Jika kita melihat mantan Napiter, barangkali perilaku pengasingan dari masyarakat dan stigma yang melekat itu bisa dikatakan sebagai konsekuensi yang diterima karena sudah terlibat dalam lingkaran terorisme. Namun, bagaimana ketika stigma tersebut diterima oleh keluarga teroris? Orang lain yang tidak tahu menahu soal keterlibatan anggota keluarganya menjadi teroris. Apakah mereka harus bertanggung jawab secara sosial atas dosa yang dilakukan oleh keluarganya? Pengasingan ini bisa diterima oleh anak teroris, istri teroris, ibu, ayah yang notabenenya mereka tidak tahu menahu keterlibatan suami/ayah bergabung dalam kelompok teroris.

Sebagai seorang perempuan yang menjadi istri/ibu, bisakah kita menerima kenyataan ternyata suami kita adalah seorang teroris? Bahkan tanpa bisa mengonfirmasi kepada suami, ia sudah lebih dulu mati ditembak oleh Densus 88 atas kasus yang menjeratnya. Belum selesai dengan itu, seluruh masyarakat melakukan penghakiman terhadap keluarga dengan stigma negatif sebagai pelaku teroris. Tentu, jika sudah memiliki anak, mereka akan kerap mendapatkan pengasingan dari masyarakat karena menjadi anak teroris.

BACA JUGA  Menyikapi Hasil Keputusan MK: Mari Belajar Bernegara dengan Bijak

Keluarga: Faktor yang Mempengaruhi Tingkat Resiliensi

Tingkat resiliensi pada diri seseorang, berpengaruh terhadap penerimaan atas apa yang terjadi. Pada level keluarga, resiliensi keluarga dapat dipahami sebagai kemampuan anggota-anggota dalam keluarga untuk beradaptasi dan pulih selama krisis dan selama menjalani fase kehidupan yang berisi tantangan dan permasalahan. Bentuk resiliensi keluarga dapat mencakup bagaimana anggota keluarga saling menguatkan satu dengan yang lainnya dengan berbagai macam bentuk support, usaha membangun kembali kestabilan aktivitas sehari-hari setelah adanya krisis, serta usaha mengintegrasikan pengalaman-pengalaman menakutkan menjadi kekuatan dan motivasi untuk meneruskan kehidupan.

Atas penjelasan tersebut, maka peran keluarga sangat penting untuk keberlangsungan hidup satu sama lain. Dukungan penuh atas luka yang diperoleh dari peristiwa ini, akan menjadikan setiap anggota keluarga teroris, bangkit untuk menjalani kehidupan yang baru. Tentu dengan harapan dan semangat yang baru dan belajar dari kesalahan yang silam.
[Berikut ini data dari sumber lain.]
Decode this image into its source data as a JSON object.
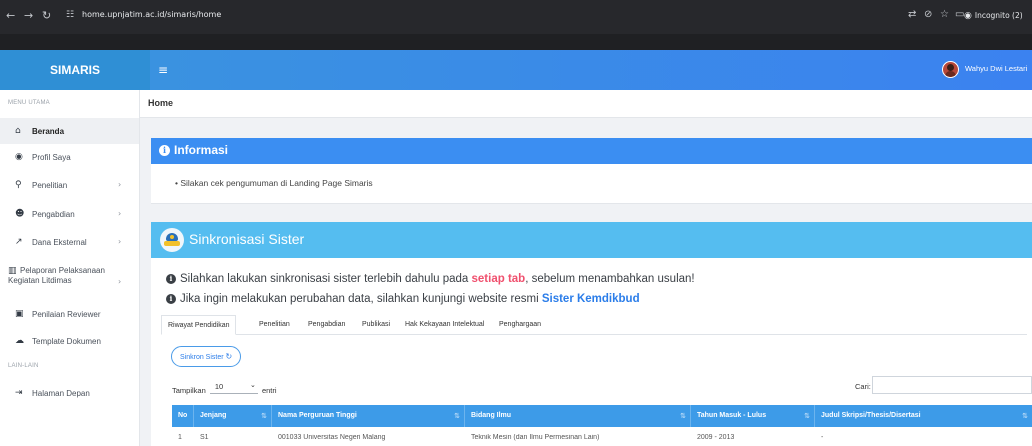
{
  "browser": {
    "url": "home.upnjatim.ac.id/simaris/home",
    "incognito_label": "Incognito (2)"
  },
  "header": {
    "brand": "SIMARIS",
    "menu_icon": "hamburger-icon",
    "user_name": "Wahyu Dwi Lestari"
  },
  "sidebar": {
    "section_main": "MENU UTAMA",
    "items": [
      {
        "label": "Beranda",
        "icon": "home-icon"
      },
      {
        "label": "Profil Saya",
        "icon": "user-circle-icon"
      },
      {
        "label": "Penelitian",
        "icon": "search-icon"
      },
      {
        "label": "Pengabdian",
        "icon": "users-icon"
      },
      {
        "label": "Dana Eksternal",
        "icon": "external-link-icon"
      },
      {
        "label_line1": "Pelaporan Pelaksanaan",
        "label_line2": "Kegiatan Litdimas",
        "icon": "bar-chart-icon"
      },
      {
        "label": "Penilaian Reviewer",
        "icon": "reviewer-icon"
      },
      {
        "label": "Template Dokumen",
        "icon": "cloud-download-icon"
      }
    ],
    "section_other": "LAIN-LAIN",
    "other_items": [
      {
        "label": "Halaman Depan",
        "icon": "sign-in-icon"
      }
    ]
  },
  "breadcrumb": "Home",
  "informasi": {
    "title": "Informasi",
    "items": [
      "Silakan cek pengumuman di Landing Page Simaris"
    ]
  },
  "sister": {
    "title": "Sinkronisasi Sister",
    "notice1_pre": "Silahkan lakukan sinkronisasi sister terlebih dahulu pada ",
    "notice1_highlight": "setiap tab",
    "notice1_post": ", sebelum menambahkan usulan!",
    "notice2_pre": "Jika ingin melakukan perubahan data, silahkan kunjungi website resmi ",
    "notice2_link": "Sister Kemdikbud",
    "tabs": [
      "Riwayat Pendidikan",
      "Penelitian",
      "Pengabdian",
      "Publikasi",
      "Hak Kekayaan Intelektual",
      "Penghargaan"
    ],
    "sync_button": "Sinkron Sister",
    "show_label": "Tampilkan",
    "show_value": "10",
    "entries_label": "entri",
    "search_label": "Cari:",
    "table": {
      "columns": [
        "No",
        "Jenjang",
        "Nama Perguruan Tinggi",
        "Bidang Ilmu",
        "Tahun Masuk - Lulus",
        "Judul Skripsi/Thesis/Disertasi"
      ],
      "rows": [
        [
          "1",
          "S1",
          "001033 Universitas Negeri Malang",
          "Teknik Mesin (dan Ilmu Permesinan Lain)",
          "2009 - 2013",
          "-"
        ]
      ]
    }
  },
  "colors": {
    "brand": "#2f8fd5",
    "info_header": "#3b8ef2",
    "sister_header": "#55bdf0",
    "highlight_red": "#f0506e",
    "link_blue": "#2b7de9",
    "table_header": "#3d9be8"
  }
}
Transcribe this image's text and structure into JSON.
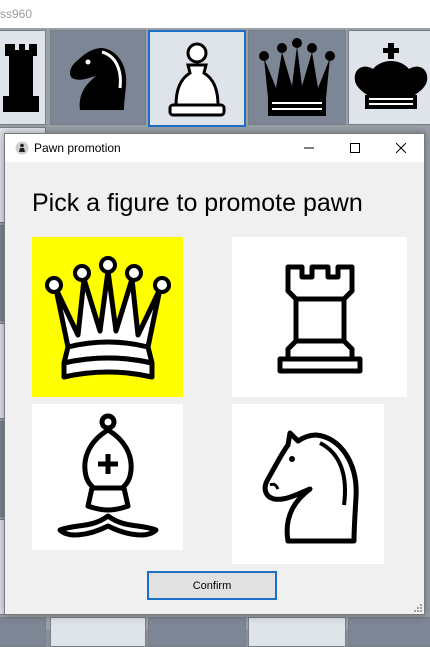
{
  "parent_window": {
    "title_fragment": "ss960"
  },
  "dialog": {
    "title": "Pawn promotion",
    "heading": "Pick a figure to promote pawn",
    "window_buttons": {
      "minimize": "—",
      "maximize": "☐",
      "close": "✕"
    },
    "choices": [
      {
        "piece": "queen",
        "icon": "queen-icon",
        "selected": true
      },
      {
        "piece": "rook",
        "icon": "rook-icon",
        "selected": false
      },
      {
        "piece": "bishop",
        "icon": "bishop-icon",
        "selected": false
      },
      {
        "piece": "knight",
        "icon": "knight-icon",
        "selected": false
      }
    ],
    "confirm_label": "Confirm"
  },
  "colors": {
    "selected_background": "#ffff00",
    "confirm_border": "#1c6fc4",
    "board_dark": "#7d8694",
    "board_light": "#dfe3ea"
  }
}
Dalam penelitian Sujoko (2018), sosok S (inisial teroris) yang ditembak oleh Densus 88 lantaran kasus terorisme, keluarga yang ditinggalkan bisa bangkit karena dipengaruhi oleh faktor eksternal yang berasal dari dukungan keluarga/orang terdekat bahkan masyarakat. Dukungan ini memperkuat kondisi psikis keluarga almarhum, khususnya istri dan anak-anaknya. Semakin banyak dukungan psikis yang diberikan, akan memperkuat kondisi psikis. Begitu pula sebaliknya.

Dengan demikian, striving for superiority yang dilakukan oleh keluarga teroris adalah menjaga interaksi sosial, melakukan kegiatan sosial, serta tidak mempermasalahkan stigma negatif yang diberikan oleh masyarakat. Upaya ini dilakukan dengan penuh kesadaran bahwa, hidup terus berlanjut dan harus dijalankan. Sikap terbuka terhadap masyarakat juga berpengaruh terhadap seni menjalani kehidupan bagi keluarga teroris.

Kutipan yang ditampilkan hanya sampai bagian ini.